A Critical Reflection on Large Language Models in Clinical Psychology

Giulio Vidotto, Davide Ditolve, Anna Panzeri

Large Language Models (LLMs) are not only technical tools but epistemic actors that simulate understanding, reasoning, and memory. This paper analyses four interrelated dimensions of LLM functioning (i.e., malfunctioning, simulated metacognition, memory, and ethics) through a critical psychological lens. It argues that what appears as reflective or reliable output is often a structurally constrained simulation shaped by linguistic optimization rather than epistemic grounding. Drawing on recent empirical findings, we show how LLMs outperform humans in specific problem-solving tasks without accessing semantic insight, and how linguistic fluency can foster illusions of authority or intentionality. The notion of malfunction is reframed as a systemic byproduct of generative alignment, not as a technical error. Simulated metacognition, while functionally useful, lacks self-representation and introspective depth.
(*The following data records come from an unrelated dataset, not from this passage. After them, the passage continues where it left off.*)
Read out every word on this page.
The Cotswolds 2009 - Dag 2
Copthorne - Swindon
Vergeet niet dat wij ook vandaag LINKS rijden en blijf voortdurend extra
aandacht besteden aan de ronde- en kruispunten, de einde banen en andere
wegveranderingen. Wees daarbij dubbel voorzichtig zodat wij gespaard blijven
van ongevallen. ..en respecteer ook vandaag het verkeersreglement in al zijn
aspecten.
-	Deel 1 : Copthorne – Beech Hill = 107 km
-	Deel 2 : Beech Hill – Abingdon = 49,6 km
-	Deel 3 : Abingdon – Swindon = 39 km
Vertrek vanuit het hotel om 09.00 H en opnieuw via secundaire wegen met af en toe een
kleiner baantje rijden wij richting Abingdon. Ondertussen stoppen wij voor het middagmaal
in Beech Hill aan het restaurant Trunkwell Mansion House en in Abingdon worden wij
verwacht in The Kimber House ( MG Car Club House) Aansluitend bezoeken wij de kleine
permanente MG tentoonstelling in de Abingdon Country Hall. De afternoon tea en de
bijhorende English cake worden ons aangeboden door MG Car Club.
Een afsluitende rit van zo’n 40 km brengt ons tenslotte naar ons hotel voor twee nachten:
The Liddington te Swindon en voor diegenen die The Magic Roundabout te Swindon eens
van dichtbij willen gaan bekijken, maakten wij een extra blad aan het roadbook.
Memory, meanwhile, enables narrative coherence but risks anthropomorphic misattribution. Finally, ethics is relocated from the model’s «behaviour» to its design and governance structures. This perspective calls for an epistemology of simulation: one that distinguishes surface competence from cognitive commitment, and that equips researchers and clinicians to critically integrate LLMs into practice without conflating performance with understanding. We also outline two practical tools: the Socratic Stress Test (SST), based on assertion-to-source mapping, principled abstention, and diachronic coherence checks, and a structured functional grid for coding outputs and supporting transparent auditing in clinical contexts while preserving measurement validity across sessions.

DOI 
10.14605/PCC3222605

Keywords
Large language models (LLMs), Clinical psychology, Socratic Stress Test (SST), Assertion-to-source mapping, Simulated metacognition, Confabulation (hallucinations), Model memory, Human-in-the-loop (decision support).